How to Engage with Generative AI
- Andrew Patricio
- Mar 17
- 5 min read

Gen AI seems to be everywhere these days but when it comes down to it, very few organizations really understand what to do with it outside of off the shelf tools such as copilot & chatGPT, or the occasional custom chatbot.
Somewhat uniquely in the world of AI engaging with Gen AI requires the use of a model without having to actually train it yourself. This is exponentially cheaper because while it cost hundreds of millions of dollars to train a Large Language Model (LLM), it requires mere hundreds of dollars to run it.
Which means that the barrier to entry for Gen AI is very low. Add to that the fact that there are many foundational LLMs to choose from and it means that the best way to start working with Gen AI in your business is to start working with it in your business: experiment rather than plan.
The question then becomes how exactly does one experiment?
Gen AI as Word Association Game
Key to figuring out the best use cases for your business is to understand what Gen AI is and what it is not. There is a real revolution but there is also a lot of hype.
The first thing to understand is that Gen AI is not a model of knowledge, it is a model of language. At a very simplistic level, it’s really nothing more than a word association game.
The reason why you call the input to a gen AI tool a “prompt” and not a “query” is because the former is a more accurate description of what you are doing: You are not asking it for information, you are asking it to guess the next word based on the words you type in.
Want to understand what Gen AI does? Then think of it this way: "Fill in the blank: A children’s book about a cat is The Cat in the ___" If you grew up in the US, the clear answer is “hat”. Boom. Welcome to Gen AI.
While that may sound trivial, it’s actually a very complex task because the prompt could be anything. This is why these models require billions of parameters in order to make a good attempt at capturing all the different meanings and relationships between words.
At a very basic level when you enter a prompt what the LLM does is reach down through it’s massive model of how words are related to each other and determine what is the most likely word that would be expected in response to that prompt.
Then it takes that word and the original prompt, feeds all of that back into itself and guesses the next expected word. Over and over until the entire response is complete.

So when you use a Gen AI tool you are “prompting” it to start a series of word association games, you are not “asking” it to answer a question. Where this begins to move from a cool toy to a useful tool is when the prompt is much more ambiguous.
Distillation not Creation
What does this mean for your business? One way to figure this out is to recognize that Gen AI doesn't really generate anything from scratch. It pulls from the huge set of data it has been trained from.
Which means a better description of what Gen AI does is distillation.
It is not actually creating anything new, it is taking a very complete model of the relationships between words and coming up with a specific distillation of that complexity into a smaller set of words based on the prompt entered.
So when you are first engaging with gen AI the best way to think about it is NOT as an actual intelligence (even agentic systems), it's not HAL or C3PO or even skynet for that matter. Instead treat it as an information assistant. Very powerful but not a peer to human work.
A good analogy for Gen AI are supreme court clerks. The clerks do not replace the justices but they allow them to do their work much more effectively.
The justice comes up with the overall structure of their argument and then asks their clerks to help flesh it out. Maybe find a precedent for certain aspects or look into the nuances of particular laws. Its a conversation between the justices and their clerks.

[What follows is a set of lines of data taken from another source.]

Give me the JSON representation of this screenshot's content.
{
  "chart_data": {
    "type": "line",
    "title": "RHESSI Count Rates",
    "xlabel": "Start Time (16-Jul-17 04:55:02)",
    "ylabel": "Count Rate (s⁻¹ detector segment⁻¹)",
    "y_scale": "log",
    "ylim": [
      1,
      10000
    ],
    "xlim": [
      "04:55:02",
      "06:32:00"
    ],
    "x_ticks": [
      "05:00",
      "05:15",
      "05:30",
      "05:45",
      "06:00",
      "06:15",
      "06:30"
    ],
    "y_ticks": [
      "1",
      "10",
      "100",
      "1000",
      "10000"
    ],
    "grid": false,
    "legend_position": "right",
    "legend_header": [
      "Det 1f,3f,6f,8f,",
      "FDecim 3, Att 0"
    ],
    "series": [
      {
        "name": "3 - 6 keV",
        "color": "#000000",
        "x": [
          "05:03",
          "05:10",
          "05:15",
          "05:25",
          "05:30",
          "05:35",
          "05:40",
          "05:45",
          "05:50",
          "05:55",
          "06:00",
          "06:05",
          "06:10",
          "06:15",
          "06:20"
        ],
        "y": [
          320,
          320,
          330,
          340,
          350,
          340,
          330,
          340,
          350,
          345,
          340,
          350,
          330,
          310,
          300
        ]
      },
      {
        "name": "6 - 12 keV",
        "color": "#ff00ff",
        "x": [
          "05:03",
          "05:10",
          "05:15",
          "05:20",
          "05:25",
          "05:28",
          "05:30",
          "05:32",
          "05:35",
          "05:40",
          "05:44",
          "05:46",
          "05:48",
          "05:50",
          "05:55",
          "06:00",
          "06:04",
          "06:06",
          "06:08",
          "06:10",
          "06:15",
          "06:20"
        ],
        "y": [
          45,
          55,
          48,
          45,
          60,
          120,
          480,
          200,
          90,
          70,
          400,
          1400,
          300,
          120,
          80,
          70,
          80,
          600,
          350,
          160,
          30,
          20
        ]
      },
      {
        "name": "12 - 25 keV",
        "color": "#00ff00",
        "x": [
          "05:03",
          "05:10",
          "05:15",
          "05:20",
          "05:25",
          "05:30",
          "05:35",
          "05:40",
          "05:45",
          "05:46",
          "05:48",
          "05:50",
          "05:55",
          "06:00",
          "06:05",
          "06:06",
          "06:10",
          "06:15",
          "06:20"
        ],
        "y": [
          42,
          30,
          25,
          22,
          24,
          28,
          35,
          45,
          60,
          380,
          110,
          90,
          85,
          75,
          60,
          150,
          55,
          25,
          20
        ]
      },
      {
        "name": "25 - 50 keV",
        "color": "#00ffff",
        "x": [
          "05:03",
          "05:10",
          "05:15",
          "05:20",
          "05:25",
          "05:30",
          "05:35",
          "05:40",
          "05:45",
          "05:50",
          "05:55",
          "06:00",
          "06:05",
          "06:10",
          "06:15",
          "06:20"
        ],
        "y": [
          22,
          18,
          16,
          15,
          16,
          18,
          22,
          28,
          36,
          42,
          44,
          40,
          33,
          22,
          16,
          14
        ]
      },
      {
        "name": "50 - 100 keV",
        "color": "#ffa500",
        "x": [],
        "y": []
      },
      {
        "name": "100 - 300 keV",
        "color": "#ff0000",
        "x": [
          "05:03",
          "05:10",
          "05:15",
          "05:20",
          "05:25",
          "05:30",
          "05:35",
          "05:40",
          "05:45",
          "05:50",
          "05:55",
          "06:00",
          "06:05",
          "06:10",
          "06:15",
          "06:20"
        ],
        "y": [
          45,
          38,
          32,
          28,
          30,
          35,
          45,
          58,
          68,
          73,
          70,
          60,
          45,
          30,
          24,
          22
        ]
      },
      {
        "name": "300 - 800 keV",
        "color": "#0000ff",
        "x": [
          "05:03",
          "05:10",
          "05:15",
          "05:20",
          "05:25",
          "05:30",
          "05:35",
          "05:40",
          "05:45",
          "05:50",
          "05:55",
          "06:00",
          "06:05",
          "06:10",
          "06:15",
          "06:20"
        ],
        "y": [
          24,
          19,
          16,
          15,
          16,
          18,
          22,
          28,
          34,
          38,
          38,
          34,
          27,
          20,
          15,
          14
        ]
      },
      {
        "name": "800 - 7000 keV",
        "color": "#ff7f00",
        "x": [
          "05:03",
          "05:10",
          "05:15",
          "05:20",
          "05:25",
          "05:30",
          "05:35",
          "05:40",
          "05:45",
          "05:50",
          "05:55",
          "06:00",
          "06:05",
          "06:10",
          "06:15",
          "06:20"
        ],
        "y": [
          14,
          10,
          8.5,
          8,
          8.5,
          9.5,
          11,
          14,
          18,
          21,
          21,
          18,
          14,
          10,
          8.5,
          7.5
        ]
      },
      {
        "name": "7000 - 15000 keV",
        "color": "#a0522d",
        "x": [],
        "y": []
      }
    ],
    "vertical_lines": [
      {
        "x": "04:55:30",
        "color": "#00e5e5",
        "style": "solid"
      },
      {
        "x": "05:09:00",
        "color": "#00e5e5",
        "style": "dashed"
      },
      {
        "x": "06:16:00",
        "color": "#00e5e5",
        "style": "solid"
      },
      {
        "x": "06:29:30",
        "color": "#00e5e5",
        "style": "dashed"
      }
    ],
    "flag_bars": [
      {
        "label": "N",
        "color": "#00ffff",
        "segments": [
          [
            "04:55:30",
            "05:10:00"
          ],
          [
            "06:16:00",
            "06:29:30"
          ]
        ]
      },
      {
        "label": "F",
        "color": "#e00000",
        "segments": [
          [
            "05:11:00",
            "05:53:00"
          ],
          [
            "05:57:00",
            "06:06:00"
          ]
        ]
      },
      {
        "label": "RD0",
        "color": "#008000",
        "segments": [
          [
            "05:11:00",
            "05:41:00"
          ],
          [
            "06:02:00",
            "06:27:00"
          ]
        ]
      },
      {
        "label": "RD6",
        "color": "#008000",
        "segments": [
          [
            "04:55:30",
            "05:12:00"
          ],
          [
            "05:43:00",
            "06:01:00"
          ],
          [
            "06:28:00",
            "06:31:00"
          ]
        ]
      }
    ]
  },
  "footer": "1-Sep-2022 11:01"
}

In the same way as a clerk, a Gen AI tool is not able to create anything brand new but it is very effective at finding and effectively summarizing relevant information from what it's been trained and the documents its been fed along with the prompt.
Gen AI only knows what it has seen
LLMs are able to perform well in this situation because they have been trained by billions of examples of high quality text and images. But despite that, these Gen AI "clerks" only know what they've been told and sometimes the responses can get a little squirrelly.
The best example by far of how this can go awry is to ask a tool like chatGPT to create an image of a clock displaying a particular time, say 7:45. No matter what time you ask it to show, it will always display a clock showing 10:10.
This is because 99% of the clock images from the internet in its training set show the hands in that position because they are balanced in a pleasingly symmetrical way.

While this is obviously wrong, when you are dealing with a more particular domain of knowledge this means that in the same way as a supreme court justice, the Gen AI response must be vetted and edited into the final product by the person with expertise. It’s not so much human in the loop as it is human in charge.
Human + Gen AI
Lacking this, you will often still get some value. However, inevitably there will be nuance lost. And in a world where everyone is using Gen AI, the human component will start becoming the differentiator. Not merely in expertise, but in how to use Gen AI to effectively augment that expertise.
So when you think about engaging with Gen AI in your business, start with your domain subject matter experts and give them the freedom to experiment with how it can best be deployed. Only by developing the expertise of your business in how to use Gen AI at the same time you develop the actual tools themselves will you meet with sustainable success.